Today I went out with the Campus Christian Movement people to Gold Coast again!
The last time I went to Gold Coast, I was just awestruck by the sheer beauty of the waves and the sea. The beach was whitish-gold, and I kid you not, sparkling. And the water was a rush of blue and white foam
The wide ocean can be so beautiful.
Then, I did not really step into the ocean.
But I went today with a really cautious outlook.
For some who may not know yet (but presumably you would know if you're reading my blog), Japan has been hit by one of the most powerful tsunamis in recorded history.
The flood images and videos are so terrifying... It bring chills up my spine just thinking about it.
And there I went, into the roaring waves and waves that are way, WAY higher then you.
The screams of laughter and joy was muted by parallel thoughts of fear and pain that the victims of the Japanese Tsunami suffered.
Because of that, I automatically mentally recorded the feeling of how a huge wave felt like.
I turned on my analytical mode and really felt and heard, and saw how how a big wave would feel.
Surfers paradise is such a famous place for huge surf-able waves because of the geographical structure of the beaches.
While you may see beautiful white beaches on the land, much of the beach is underwater. Like sand-dunes.
Physical geography students will be able to tell you that waves break when they hit the shore. Geography students who ace it will be able to tell you that they break when they hit a sudden increase in land mass.
Which is what the beaches in Gold Coast are like. Sand dunes, with mounds that causes waves to break at irregular intervals throughout the coast at unbelievable heights.
This is exactly how the waves look like
Anyway,
I must say, I'll never underestimate a wave again.
The biggest waves are not those that you can see the crest coming towards you, but rather those that you can feel before you see the crest.
Imagine.
You're standing on a shallow part (shallow in Singapore context), up to the upper thighs, in the water.
You see a surfer suddenly paddle lengthwise furiously. (which normally is an indication of a huge wave coming - but at that time, I didn't know).
Now the scary part happens. And it happens all in like 10 seconds.
You feel the sand shifting beneath your feet. The water is pulling your feet back unnaturally strong. It's like a sucking sensation pulling your heels back into the water.

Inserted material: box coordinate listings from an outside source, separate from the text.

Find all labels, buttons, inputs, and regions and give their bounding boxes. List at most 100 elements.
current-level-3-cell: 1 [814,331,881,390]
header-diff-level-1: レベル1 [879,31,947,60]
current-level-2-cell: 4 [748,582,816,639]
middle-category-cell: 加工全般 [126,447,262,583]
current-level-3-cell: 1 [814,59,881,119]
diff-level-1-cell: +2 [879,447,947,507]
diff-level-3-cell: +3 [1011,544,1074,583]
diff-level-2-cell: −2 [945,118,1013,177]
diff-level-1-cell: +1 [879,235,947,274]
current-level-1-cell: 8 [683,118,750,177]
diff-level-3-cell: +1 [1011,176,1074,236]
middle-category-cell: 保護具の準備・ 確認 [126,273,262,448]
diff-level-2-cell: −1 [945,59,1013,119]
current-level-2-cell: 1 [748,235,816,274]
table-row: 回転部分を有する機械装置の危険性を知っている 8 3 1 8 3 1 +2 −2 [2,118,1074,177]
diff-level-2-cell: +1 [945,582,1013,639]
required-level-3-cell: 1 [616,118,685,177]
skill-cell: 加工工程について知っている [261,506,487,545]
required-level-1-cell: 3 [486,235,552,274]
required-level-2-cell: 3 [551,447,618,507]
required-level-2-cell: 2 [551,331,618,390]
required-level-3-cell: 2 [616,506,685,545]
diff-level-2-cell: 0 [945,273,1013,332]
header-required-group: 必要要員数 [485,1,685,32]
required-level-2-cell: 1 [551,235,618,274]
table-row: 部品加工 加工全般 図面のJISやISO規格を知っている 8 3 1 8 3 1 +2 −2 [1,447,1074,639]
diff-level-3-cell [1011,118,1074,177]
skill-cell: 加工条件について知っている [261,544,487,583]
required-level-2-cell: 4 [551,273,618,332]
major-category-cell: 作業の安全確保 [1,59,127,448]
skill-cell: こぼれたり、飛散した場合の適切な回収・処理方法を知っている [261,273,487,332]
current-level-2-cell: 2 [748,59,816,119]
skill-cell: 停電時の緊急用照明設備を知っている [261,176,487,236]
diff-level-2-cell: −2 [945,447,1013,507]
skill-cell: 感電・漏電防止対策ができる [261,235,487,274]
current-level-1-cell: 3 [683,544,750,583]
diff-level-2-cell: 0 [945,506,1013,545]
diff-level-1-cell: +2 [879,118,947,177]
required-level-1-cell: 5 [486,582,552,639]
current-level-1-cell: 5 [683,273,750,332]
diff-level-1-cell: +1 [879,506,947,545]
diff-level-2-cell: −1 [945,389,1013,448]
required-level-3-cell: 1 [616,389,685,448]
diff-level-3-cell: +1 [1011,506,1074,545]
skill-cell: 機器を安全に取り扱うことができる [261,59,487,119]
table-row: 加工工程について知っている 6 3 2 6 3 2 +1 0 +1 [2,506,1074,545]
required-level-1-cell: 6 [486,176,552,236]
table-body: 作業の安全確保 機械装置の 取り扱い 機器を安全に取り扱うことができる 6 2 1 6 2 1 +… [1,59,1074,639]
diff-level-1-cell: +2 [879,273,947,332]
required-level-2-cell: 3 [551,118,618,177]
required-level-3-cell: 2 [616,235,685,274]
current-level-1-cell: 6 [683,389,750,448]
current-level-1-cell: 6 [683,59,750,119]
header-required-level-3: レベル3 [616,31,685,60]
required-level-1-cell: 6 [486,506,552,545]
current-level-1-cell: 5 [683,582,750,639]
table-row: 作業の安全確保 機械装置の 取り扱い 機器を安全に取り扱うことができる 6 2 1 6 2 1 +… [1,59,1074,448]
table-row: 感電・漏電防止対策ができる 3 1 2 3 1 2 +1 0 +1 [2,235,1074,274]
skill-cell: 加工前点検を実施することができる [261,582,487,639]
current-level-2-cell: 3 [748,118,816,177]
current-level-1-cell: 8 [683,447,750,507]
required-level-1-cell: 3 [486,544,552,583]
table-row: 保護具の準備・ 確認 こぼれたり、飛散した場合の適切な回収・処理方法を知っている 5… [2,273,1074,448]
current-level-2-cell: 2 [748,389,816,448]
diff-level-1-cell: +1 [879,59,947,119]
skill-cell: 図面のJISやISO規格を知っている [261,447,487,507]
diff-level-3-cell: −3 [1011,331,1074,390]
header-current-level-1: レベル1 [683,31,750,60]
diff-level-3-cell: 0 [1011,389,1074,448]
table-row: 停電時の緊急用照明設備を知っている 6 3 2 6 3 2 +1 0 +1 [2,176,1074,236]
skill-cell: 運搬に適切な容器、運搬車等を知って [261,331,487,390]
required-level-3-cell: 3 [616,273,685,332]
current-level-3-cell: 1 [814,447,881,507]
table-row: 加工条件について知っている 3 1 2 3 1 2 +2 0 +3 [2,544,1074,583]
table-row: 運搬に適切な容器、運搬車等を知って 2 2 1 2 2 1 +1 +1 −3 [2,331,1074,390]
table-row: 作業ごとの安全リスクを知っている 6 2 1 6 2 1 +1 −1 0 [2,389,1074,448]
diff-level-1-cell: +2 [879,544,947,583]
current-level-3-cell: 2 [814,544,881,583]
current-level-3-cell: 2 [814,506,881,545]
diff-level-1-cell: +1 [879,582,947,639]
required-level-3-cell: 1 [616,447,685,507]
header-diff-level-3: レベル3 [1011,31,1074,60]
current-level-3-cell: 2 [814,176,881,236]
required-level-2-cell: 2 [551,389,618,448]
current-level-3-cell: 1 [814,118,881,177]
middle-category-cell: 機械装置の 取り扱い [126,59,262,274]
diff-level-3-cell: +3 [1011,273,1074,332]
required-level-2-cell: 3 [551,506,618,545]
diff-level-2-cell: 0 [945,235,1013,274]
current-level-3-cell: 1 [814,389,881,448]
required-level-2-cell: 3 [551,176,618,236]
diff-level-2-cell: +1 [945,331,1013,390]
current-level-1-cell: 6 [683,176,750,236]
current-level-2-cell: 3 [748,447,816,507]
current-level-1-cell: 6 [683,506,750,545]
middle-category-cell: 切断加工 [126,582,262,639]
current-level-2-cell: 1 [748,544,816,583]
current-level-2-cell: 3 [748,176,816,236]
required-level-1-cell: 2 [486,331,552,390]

You change position to get a better standing but,
Before you know it, a horizontal column of water suddenly looms up behind you.
You don't SEE the crest, but you hear it first.
It's a loud, LOUD roar, literally deafening as the entire horizontal column of water rears up, shadowing you.
You instinctively turn to face the beach (*in my case more to protect my spectacles from being smashed away).
I jumped. Hoping not to get caught under the wave.
Wrong move.
The wave slammed into my back. It wasn't painful, but it was terrifying. Like being caught in.. I don't know how to describe it.
I think the only way to put it is... powerless.
You CANNOT do anything to fight it, you can barely move your hands, you curl up into a ball and you get caught underneath shortly.
The wave roars, and your whole vision is white - the crest, and for a moment, you're high up on the crest, before you are swept outwards for a few meters then crashed towards the shore about 10 meters.
The whole process was about 20 seconds, but it was definitely an experience.
This is just merely an average surf-able wave. Can you imagine those legendary surfs?
Can you imagine a tsunami?
It's terrifying really, especially the roar of the waves and the powerlessness to do anything at all.
It's enough for anybody who has been under and above these waves to believe in the power of the tides.
That aside, I did have a really fun day at the beach with the CCM people and made a lot of friends.
Btw, I'm not sure if the other 3 friends I was with got the wave but by the time I got out of my "dazed" stage, they were happily catching other waves.
Of course, the dangers are there, but we played super-safe, or rather, after that wave, I kept a cautious, wary eye on the waves.
So, this is my experience log. My first experience of "riding the wave", in Australia's legendary Gold Coast.